Segment Tree is a kind of binary tree which optimizes the operations of array segment processing. Each element in the tree is called a segment (or range) over the array. The root node will represent the whole array while each child will represent the half of the portion of their parent recursively.
While range trees primarily serve the purpose of performing range queries on the elements efficiently, some cases may require finding the sum of all elements in a given range or finding the maximum/minimum element in a range.
Segment trees can be mostly applied for range queries. Common operations include:
Range Sum Query: Finding the sum of elements within a given range.
Range Minimum Query: Searching for the smallest element in the given range.
Range Maximum Query: The maximum element of a given range.
Range Update: Updating all elements from the given range.
Lazy propagation is a method which helps to make the segment tree algorithms efficient and particularly on cases where the updates are frequent or the updates are for the entire segment. To address this, the recommendation is to hold the update of segments until they are needed and keep a “lazy” array to store pending updates.
The drawback of the segment trees is the updating of the system which is more difficult especially when the updates are frequent or to be applied to a big part of the segment.
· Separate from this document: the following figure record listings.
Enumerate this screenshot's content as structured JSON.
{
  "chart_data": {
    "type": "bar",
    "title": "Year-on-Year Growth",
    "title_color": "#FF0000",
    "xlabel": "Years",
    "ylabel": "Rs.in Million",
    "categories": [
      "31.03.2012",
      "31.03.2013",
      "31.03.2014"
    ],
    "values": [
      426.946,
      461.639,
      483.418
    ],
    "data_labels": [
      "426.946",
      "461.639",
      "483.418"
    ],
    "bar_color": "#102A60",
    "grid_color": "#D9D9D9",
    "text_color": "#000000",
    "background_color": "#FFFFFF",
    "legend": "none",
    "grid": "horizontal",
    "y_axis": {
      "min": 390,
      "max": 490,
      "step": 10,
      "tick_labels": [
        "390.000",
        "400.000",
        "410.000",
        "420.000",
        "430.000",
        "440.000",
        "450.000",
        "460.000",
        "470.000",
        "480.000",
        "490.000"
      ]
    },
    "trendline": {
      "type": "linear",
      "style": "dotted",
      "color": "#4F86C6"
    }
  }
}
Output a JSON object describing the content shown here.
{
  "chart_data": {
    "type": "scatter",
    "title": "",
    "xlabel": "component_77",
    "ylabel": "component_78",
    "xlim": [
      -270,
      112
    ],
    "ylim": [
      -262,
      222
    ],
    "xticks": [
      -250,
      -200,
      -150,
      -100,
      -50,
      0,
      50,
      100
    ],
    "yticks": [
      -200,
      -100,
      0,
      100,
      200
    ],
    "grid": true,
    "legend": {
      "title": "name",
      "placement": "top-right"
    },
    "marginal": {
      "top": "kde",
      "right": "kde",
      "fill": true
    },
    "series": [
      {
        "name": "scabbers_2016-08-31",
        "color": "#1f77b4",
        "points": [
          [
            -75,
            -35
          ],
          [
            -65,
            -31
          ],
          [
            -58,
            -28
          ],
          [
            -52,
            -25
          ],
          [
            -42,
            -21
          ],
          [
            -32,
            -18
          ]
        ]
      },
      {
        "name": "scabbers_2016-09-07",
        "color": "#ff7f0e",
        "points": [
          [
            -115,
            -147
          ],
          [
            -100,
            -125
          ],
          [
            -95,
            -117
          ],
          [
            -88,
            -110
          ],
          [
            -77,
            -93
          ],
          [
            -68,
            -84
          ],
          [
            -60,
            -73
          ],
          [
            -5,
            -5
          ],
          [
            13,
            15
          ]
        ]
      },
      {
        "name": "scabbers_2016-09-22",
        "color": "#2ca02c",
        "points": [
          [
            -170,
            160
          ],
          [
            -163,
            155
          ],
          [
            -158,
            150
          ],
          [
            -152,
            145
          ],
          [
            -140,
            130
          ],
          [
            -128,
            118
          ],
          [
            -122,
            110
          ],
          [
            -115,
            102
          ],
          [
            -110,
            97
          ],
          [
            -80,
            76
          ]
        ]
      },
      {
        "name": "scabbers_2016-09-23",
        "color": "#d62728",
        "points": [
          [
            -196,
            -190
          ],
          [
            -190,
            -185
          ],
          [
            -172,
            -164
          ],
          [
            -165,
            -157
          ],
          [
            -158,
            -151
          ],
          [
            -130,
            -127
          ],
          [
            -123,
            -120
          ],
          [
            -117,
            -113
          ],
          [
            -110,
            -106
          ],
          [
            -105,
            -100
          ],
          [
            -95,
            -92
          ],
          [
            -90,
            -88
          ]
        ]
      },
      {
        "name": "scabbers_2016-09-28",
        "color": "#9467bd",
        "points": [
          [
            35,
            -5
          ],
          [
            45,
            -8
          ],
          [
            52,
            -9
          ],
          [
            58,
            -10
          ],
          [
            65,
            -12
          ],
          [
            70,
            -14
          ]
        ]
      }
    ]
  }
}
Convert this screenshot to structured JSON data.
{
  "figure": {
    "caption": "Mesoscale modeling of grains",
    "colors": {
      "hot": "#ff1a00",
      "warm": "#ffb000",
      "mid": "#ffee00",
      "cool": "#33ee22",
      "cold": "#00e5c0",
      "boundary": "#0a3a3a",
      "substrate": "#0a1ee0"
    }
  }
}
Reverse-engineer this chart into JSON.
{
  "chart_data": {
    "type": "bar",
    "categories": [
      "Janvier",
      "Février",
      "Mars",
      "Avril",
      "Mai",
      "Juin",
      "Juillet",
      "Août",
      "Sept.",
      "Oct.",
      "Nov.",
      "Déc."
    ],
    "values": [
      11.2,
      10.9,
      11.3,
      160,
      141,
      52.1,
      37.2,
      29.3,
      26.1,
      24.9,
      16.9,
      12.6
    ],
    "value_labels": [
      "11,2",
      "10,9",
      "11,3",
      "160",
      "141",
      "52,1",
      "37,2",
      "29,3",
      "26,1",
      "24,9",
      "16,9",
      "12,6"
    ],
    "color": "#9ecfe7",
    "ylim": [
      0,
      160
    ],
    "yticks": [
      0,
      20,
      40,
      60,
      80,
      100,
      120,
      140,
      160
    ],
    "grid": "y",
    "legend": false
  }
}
The conventional solution involves modification of all the nodes of the path from the main to the sub-root nodes, which leads to O(N) time complexity for each update.
Lazy Propagation helps achieve this by putting off updates until the right time. It keeps a lazy array along with the segment tree, that is used to store the updates that are not applied yet. By this method, we only update the nodes only when necessary when a query is asked. So, we are able to reduce the number of updates a lot.
Lazy propagation reduces the time complexity of range query operations. Without lazy propagation, performing updates and queries might require traversing the entire tree, resulting in O(N) complexity. . With lazy propagation, the time complexity of range queries can be reduced to O(logN) or even O(1) in some cases:
Below is the implementation of Lazy Propagation in Python:
Time Complexity: O(|Q| * log(N))
Auxiliary Space: O(N)
Segment Trees in frequency queries is a great technique for arrays to maintain and query intervals. It works to run queries related to the range such as sum or the extremes in some set range structure and binary tree. Nevertheless, the requirement for frequent and bulk updates makes its use quite difficult and is therefore considered less feasible while higher techniques are required.